American Civil Rights and Women’s Rights Activist Pauli Murray Teaches at Brandeis 1968-1973

Pauli Murray at Brandeis

Arriving at Brandeis in the fall of 1968, Pauli Murray introduced the first courses at the university in Legal Studies, African-American Studies, and Women’s Studies. Murray was given the Louis Stulberg Chair in Law and Politics in 1971, receiving tenure as Full Professor in American Studies. The courses she regularly taught included “American Legal Systems,”  “Law and Social Change,”  “Civil Rights and Black Power,” and “Women in American Society.”

Murray’s innovative women’s studies course drew upon materials from “anthropologists, sociologists, psychologists, historians, lawyers, theologians, writers in the field of fiction and criticism”; themes included women’s legal rights, employment, education, the professions, religion, politics, home and community.  Incorporating  a comparative and international focus, the course  examined “the relation of the women’s movement to the liberation of men.” All of this was quite novel and  impressive in 1968.

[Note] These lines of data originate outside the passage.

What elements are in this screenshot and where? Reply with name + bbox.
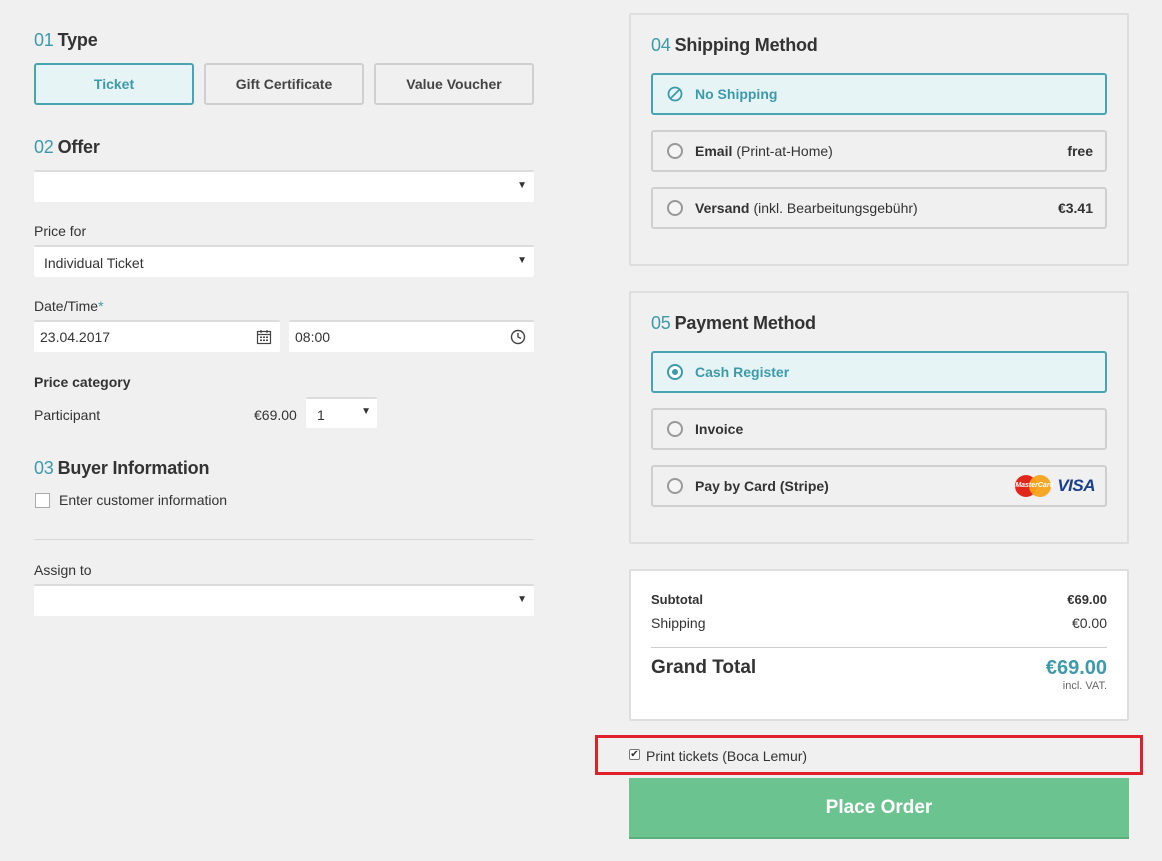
no-shipping-icon xyxy=(667,86,683,102)
price-for-value: Individual Ticket xyxy=(44,255,144,271)
chevron-down-icon: ▼ xyxy=(517,255,527,266)
radio-button[interactable] xyxy=(667,421,683,437)
mastercard-icon: MasterCard xyxy=(1015,475,1054,497)
price-for-label: Price for xyxy=(34,223,87,239)
grand-total-label: Grand Total xyxy=(651,657,757,678)
offer-heading: 02 Offer xyxy=(34,137,100,158)
participant-price: €69.00 xyxy=(254,407,297,423)
payment-heading: 05 Payment Method xyxy=(651,313,816,334)
payment-option-label: Pay by Card (Stripe) xyxy=(695,478,829,494)
buyer-number: 03 xyxy=(34,458,54,478)
shipping-option-no-shipping[interactable]: No Shipping xyxy=(651,73,1107,115)
participant-label: Participant xyxy=(34,407,101,423)
shipping-label: Shipping xyxy=(651,615,706,631)
summary-divider xyxy=(651,647,1107,648)
type-ticket-button[interactable]: Ticket xyxy=(34,63,194,105)
subtotal-row: Subtotal €69.00 xyxy=(651,592,1107,607)
payment-number: 05 xyxy=(651,313,671,333)
payment-option-cash-register[interactable]: Cash Register xyxy=(651,351,1107,393)
payment-option-label: Cash Register xyxy=(695,364,790,380)
chevron-down-icon: ▼ xyxy=(517,594,527,605)
type-value-voucher-button[interactable]: Value Voucher xyxy=(374,63,534,105)
divider xyxy=(34,539,534,540)
subtotal-value: €69.00 xyxy=(1067,592,1107,607)
shipping-option-label: Email xyxy=(695,143,733,159)
payment-option-invoice[interactable]: Invoice xyxy=(651,408,1107,450)
date-value: 23.04.2017 xyxy=(40,329,111,345)
assign-to-select[interactable]: ▼ xyxy=(34,584,534,616)
offer-number: 02 xyxy=(34,137,54,157)
print-tickets-checkbox[interactable]: ✔ xyxy=(629,749,640,760)
price-for-select[interactable]: Individual Ticket ▼ xyxy=(34,245,534,277)
radio-button[interactable] xyxy=(667,200,683,216)
shipping-option-email[interactable]: Email (Print-at-Home) free xyxy=(651,130,1107,172)
shipping-option-versand[interactable]: Versand (inkl. Bearbeitungsgebühr) €3.41 xyxy=(651,187,1107,229)
shipping-option-label: No Shipping xyxy=(695,86,778,102)
shipping-number: 04 xyxy=(651,35,671,55)
shipping-option-detail: (Print-at-Home) xyxy=(736,143,833,159)
date-time-label-text: Date/Time xyxy=(34,298,99,314)
radio-button[interactable] xyxy=(667,143,683,159)
shipping-title: Shipping Method xyxy=(674,35,818,55)
card-brand-logos: MasterCard VISA xyxy=(1015,475,1095,497)
shipping-row: Shipping €0.00 xyxy=(651,615,1107,631)
enter-customer-checkbox[interactable] xyxy=(35,493,50,508)
buyer-heading: 03 Buyer Information xyxy=(34,458,209,479)
shipping-heading: 04 Shipping Method xyxy=(651,35,818,56)
chevron-down-icon: ▼ xyxy=(361,406,371,417)
radio-button-selected[interactable] xyxy=(667,364,683,380)
quantity-select[interactable]: 1 ▼ xyxy=(306,397,377,428)
shipping-option-price: free xyxy=(1067,143,1093,159)
payment-option-card[interactable]: Pay by Card (Stripe) MasterCard VISA xyxy=(651,465,1107,507)
clock-icon[interactable] xyxy=(510,329,526,345)
price-category-label: Price category xyxy=(34,374,131,390)
quantity-value: 1 xyxy=(317,407,325,423)
offer-select[interactable]: ▼ xyxy=(34,170,534,202)
time-input[interactable]: 08:00 xyxy=(289,320,534,352)
buyer-title: Buyer Information xyxy=(57,458,210,478)
vat-note: incl. VAT. xyxy=(1062,680,1107,692)
print-tickets-label: Print tickets (Boca Lemur) xyxy=(646,748,808,764)
type-title: Type xyxy=(57,30,98,50)
shipping-option-detail: (inkl. Bearbeitungsgebühr) xyxy=(753,200,918,216)
assign-to-label: Assign to xyxy=(34,562,92,578)
radio-button[interactable] xyxy=(667,478,683,494)
grand-total-row: Grand Total €69.00 xyxy=(651,657,1107,679)
place-order-button[interactable]: Place Order xyxy=(629,778,1129,839)
type-number: 01 xyxy=(34,30,54,50)
shipping-option-label: Versand xyxy=(695,200,750,216)
offer-title: Offer xyxy=(57,137,100,157)
date-input[interactable]: 23.04.2017 xyxy=(34,320,280,352)
chevron-down-icon: ▼ xyxy=(517,180,527,191)
calendar-icon[interactable] xyxy=(256,329,272,345)
shipping-option-price: €3.41 xyxy=(1057,200,1093,216)
type-heading: 01 Type xyxy=(34,30,98,51)
payment-title: Payment Method xyxy=(674,313,816,333)
visa-icon: VISA xyxy=(1057,476,1095,495)
time-value: 08:00 xyxy=(295,329,331,345)
enter-customer-label: Enter customer information xyxy=(59,492,228,508)
payment-option-label: Invoice xyxy=(695,421,744,437)
shipping-value: €0.00 xyxy=(1071,615,1107,631)
required-mark: * xyxy=(98,298,104,314)
subtotal-label: Subtotal xyxy=(651,592,703,607)
date-time-label: Date/Time* xyxy=(34,298,104,314)
grand-total-value: €69.00 xyxy=(1045,657,1107,679)
type-gift-certificate-button[interactable]: Gift Certificate xyxy=(204,63,364,105)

Murray was  the chief architect of the battle to improve women’s status at all levels on campus. Largely due to her persistence, the Dean appointed a Committee on the Status of Women. Murray and the small group of women colleagues who joined her in confronting problems of sexism at the university laid the seeds for Brandeis’ Women’s Studies Program and for the creation of an affirmative action office.

Murray  left Brandeis in 1973 to enter the Episcopal Seminary. In her memoirs, she described her five years at Brandeis as “the most exciting, tormenting, satisfying, embattled, frustrated, and at times triumphant period of my secular career.”